Latest Article

Standardizing and Strengthening Policies on Provisional Rating by Credit Rating Agencies for Debt Instruments.

Courtesy/By: Rupal Khajanji | 2021-06-15 19:29     Views : 563

A provisional rating is a bond rating that is subjected to change based upon specific provisions. It is an estimation of the probability of default on the payment of interest and principal on a debt instrument. If a bond was meant to finance is completed and starts generating revenue, a provisional rating is likely to grow. While, if an issuer’s debt reaches a higher level, a provisional rating is likely to decline. These ratings only give an idea to the investor and the investors are required to make their independent analysis before reaching to any conclusion.

The market regulator of India, SEBI recently came out with a new structure to strengthen and standardize the policies on provisional rating by credit rating agencies (CRAs) for debt instruments. According to the new structure, SEBI demands that the provisional ratings for debt instruments must be prefixed as ‘provisional’ before the rating symbol in every information medium. A rating will not be considered as final in circumstances where certain compliances that are essential to the assignment of credit rating are yet to be complied.

The important highlights of the framework are discussed below:

Rating Symbol: All long-term and short-term provisional ratings for debt instruments shall be prefixed as ‘Provisional’ before the rating symbol in all types of information and communication mediums such as rating letters, press releases, rating rationale, etc.

Standardized Term: A rating will not be considered final if the following points occur,

  • Execution of a letter of comfort, corporate guarantee, or other similar documents.
  • Execution of documents such as debenture trust deed or debenture trustee agreement, legal agreements, final term sheet.
  • Assignment of loan or finalization of cash flow escrow arrangements.
  • Setting up of debt service reserve account.
  • Opening of the escrow account.
  • For a proposed Real Estate Investment Trust or Infrastructure Investment Trust, pending formation of trust only after receipt of SEBI Registration.

Validity period:

  • A consistent final rating must be provided within 90 days from the date of issuance of the debt instrument.
  • Extension of 90 days may be given on a case-to-case basis.
  • After 180 days, no CRA shall assign any provisional rating to a debt instrument.

Press disclosures:  While assigning provisional ratings, the following disclosures shall be included:

  • Pending documentation considered while assigning the provisional rating.
  • The associated risk with the provisional credit rating like present in the absence of completed documentation.
  • The alternate rating could have been assigned in absence of the pending documentation.
  • It must be specified in the press release that the debt instrument is subsequently issued and the provisional rating has been converted into the final rating.
  • The press release must also specify the rating and timeline implications as per the validity period.

Unaccepted provisional rating: If the assigned provisional rating is not accepted by the issuer, then disclosure shall be provided by the credit rating agency in the “non-accepted ratings” published on their website.

 

 This Article Does Not Intend To Hurt The Sentiments Of Any Individual Community, Sect, Or Religion Etcetera.

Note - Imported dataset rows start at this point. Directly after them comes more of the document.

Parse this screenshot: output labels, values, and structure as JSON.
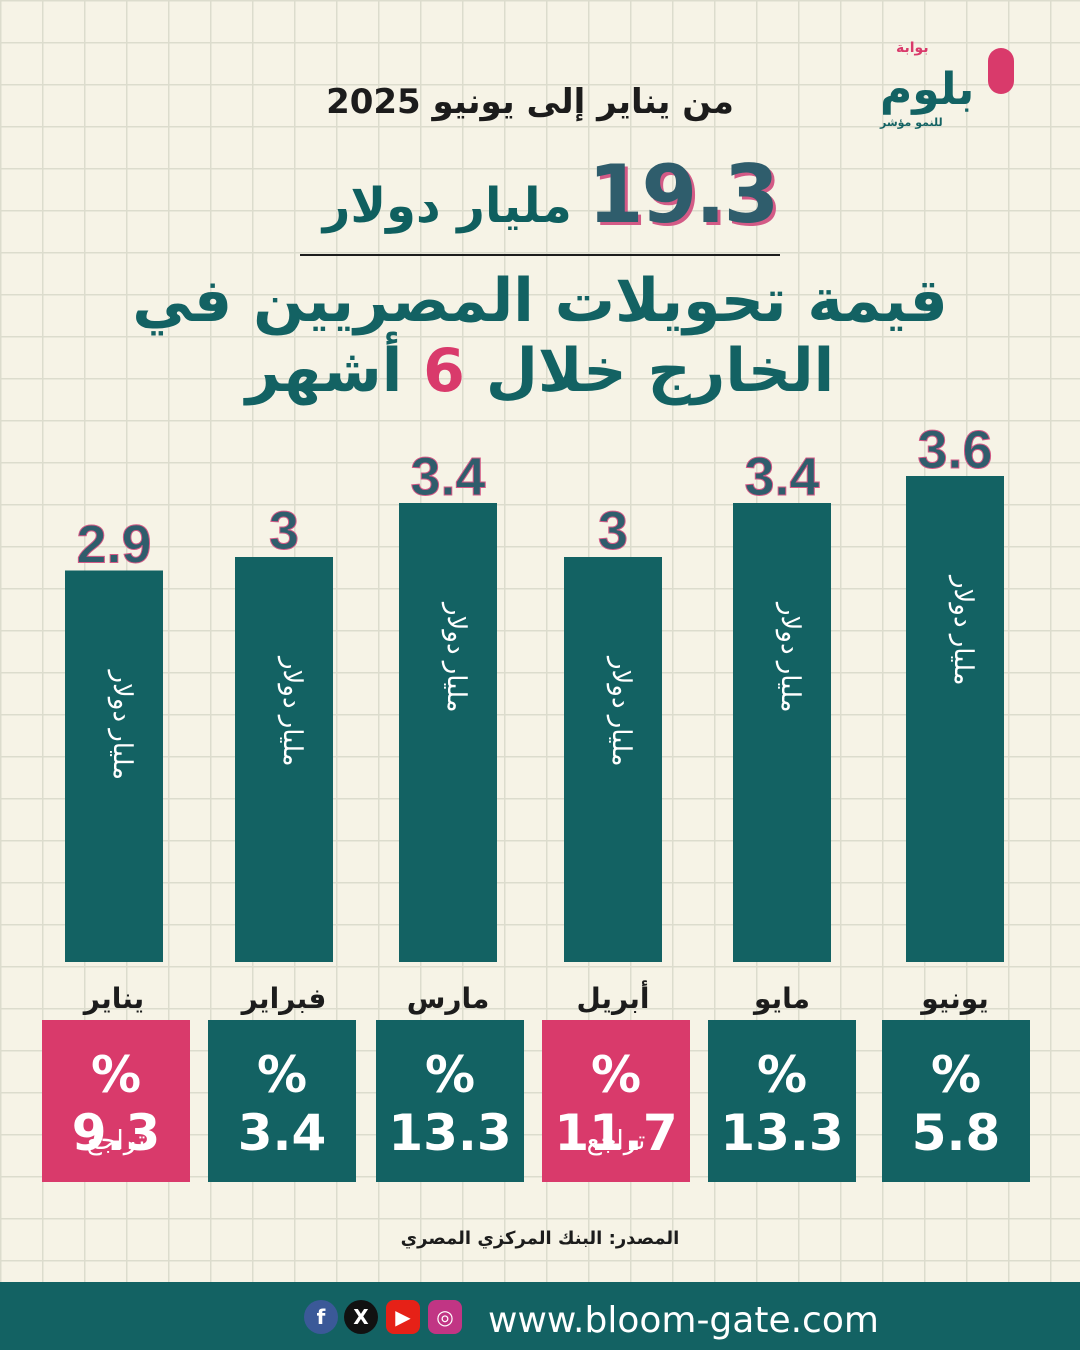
{
  "header": {
    "subtitle": "من يناير إلى يونيو 2025",
    "total_value": "19.3",
    "total_unit": "مليار دولار",
    "headline_before": "قيمة تحويلات المصريين في الخارج خلال",
    "headline_num": "6",
    "headline_after": "أشهر"
  },
  "logo": {
    "top": "بوابة",
    "name": "بلوم",
    "tagline": "للنمو مؤشر"
  },
  "chart_data": {
    "type": "bar",
    "categories": [
      "يناير",
      "فبراير",
      "مارس",
      "أبريل",
      "مايو",
      "يونيو"
    ],
    "values": [
      2.9,
      3,
      3.4,
      3,
      3.4,
      3.6
    ],
    "value_labels": [
      "2.9",
      "3",
      "3.4",
      "3",
      "3.4",
      "3.6"
    ],
    "bar_label": "مليار دولار",
    "ylim": [
      0,
      3.6
    ],
    "bar_color": "#136263",
    "changes": [
      {
        "value": "% 9.3",
        "note": "تراجع",
        "color": "#d93a6b"
      },
      {
        "value": "% 3.4",
        "note": "",
        "color": "#136263"
      },
      {
        "value": "% 13.3",
        "note": "",
        "color": "#136263"
      },
      {
        "value": "% 11.7",
        "note": "تراجع",
        "color": "#d93a6b"
      },
      {
        "value": "% 13.3",
        "note": "",
        "color": "#136263"
      },
      {
        "value": "% 5.8",
        "note": "",
        "color": "#136263"
      }
    ]
  },
  "source": "المصدر: البنك المركزي المصري",
  "footer": {
    "website": "www.bloom-gate.com",
    "social_icons": [
      "facebook-icon",
      "x-icon",
      "youtube-icon",
      "instagram-icon"
    ]
  },
  "colors": {
    "teal": "#136263",
    "pink": "#d93a6b",
    "background": "#f6f3e6"
  }
}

This Article Is Based Purely On The Authors Personal Views And Opinions In The Exercise Of The Fundamental Right Guaranteed Under Article 19(1)(A) And Other Related Laws Being Force In India, For The Time Being. Further, despite all efforts that have been made to ensure the accuracy and correctness of the information published, White Code Consulting & Governance shall not be responsible for any errors caused due to human error or otherwise.